The new analytics platform is effectively a Netezza box set up to perform data analytics in its own memory as well as in a dedicated partition of HCF's new IBM z114 mainframe.

Shearman said that it was traditionally too expensive to contemplate the type of analytics that HCF is now pursuing.

"The traditional charging model is processing-based — the more you process, the more you pay IBM," he said.

"That made it prohibitive to do quite a bit of this work in terms of what we had [in place]."

He did not go into detail about the new price model HCF had secured with IBM, other than to say it was "different" and no longer a barrier to scaling out analytics capability.

Core overhaul

HCF started transforming its core claims processing engine "a number of years ago" and intends to stick with the incremental transformation "until 2018 or so", according to Shearman.

"We're not going through this big bang approach of investing hundreds of millions of dollars into this stuff," Shearman said.

"We're just doing it gradually and incrementally over a longer period of time. The strategy is to replace these things as we feel the need to."

A large part of the transformation to date has been re-engineering its claims system so that members' transactions are processed faster.

Ancillary claims — for example, for dental and chiropractic work — are processed in "real-time", though they are monitored to prevent "inappropriate claims" from being immediately approved.

"There's certain types of claims which we deal with at a significant size, which we wouldn't pay straight away — they need to be investigated," Shearman said.

"The claims engine will process those and put them on hold to be looked at."

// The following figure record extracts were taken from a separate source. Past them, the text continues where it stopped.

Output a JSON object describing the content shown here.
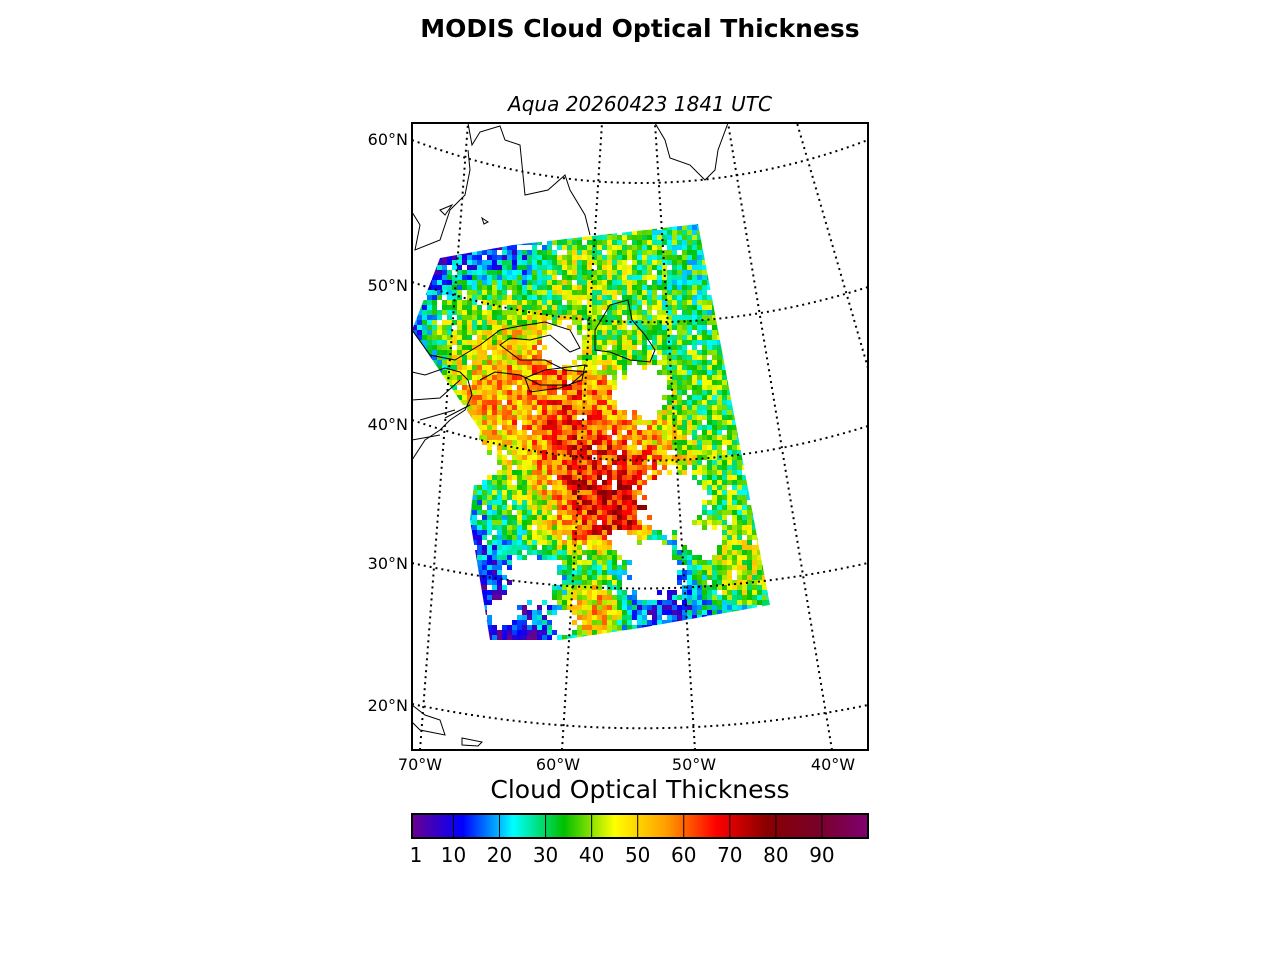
{
  "title": "MODIS Cloud Optical Thickness",
  "subtitle": "Aqua 20260423 1841 UTC",
  "map": {
    "projection": "lambert-conformal",
    "graticule_style": "dotted",
    "lat_labels": [
      "60°N",
      "50°N",
      "40°N",
      "30°N",
      "20°N"
    ],
    "lon_labels": [
      "70°W",
      "60°W",
      "50°W",
      "40°W"
    ]
  },
  "colorbar": {
    "label": "Cloud Optical Thickness",
    "range": [
      1,
      100
    ],
    "ticks": [
      1,
      10,
      20,
      30,
      40,
      50,
      60,
      70,
      80,
      90
    ],
    "tick_labels": [
      "1",
      "10",
      "20",
      "30",
      "40",
      "50",
      "60",
      "70",
      "80",
      "90"
    ],
    "colors": [
      "#6a0090",
      "#0000ff",
      "#00ffff",
      "#00c000",
      "#ffff00",
      "#ffa000",
      "#ff0000",
      "#8a0000",
      "#780028",
      "#800070"
    ]
  }
}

HCF uses a software tool called Lombardi to transition those claims between staff members and to track "whether [the claim is] going to be paid or rejected".

It also uses ILOG to manage and implement claims-related business rules, and has a long-standing SPSS implementation for predictive analytics.

All three firms — ILOG, SPSS and Lombardi — were acquired by IBM between July 2008 and the end of 2009.

Though HCF had a hardware relationship with IBM going back to its switch to a Z800 mainframe in 2002, IBM's software buys meant HCF has suddenly became a significant software customer for the company.

"By default we've ended up with a software relationship with IBM that we didn't have before," Shearman said.

The latest deal struck with IBM, covering the Smart Analytics/Netezza implementation, is worth "multi-million dollars".

Shearman said the gradual transformation of HCF's IT systems is in support of the firm's desire to move beyond being just a health insurer.

"Being proactive in helping keep our members healthy is something that we're very keen on and a lot of this investment is built around that," he said.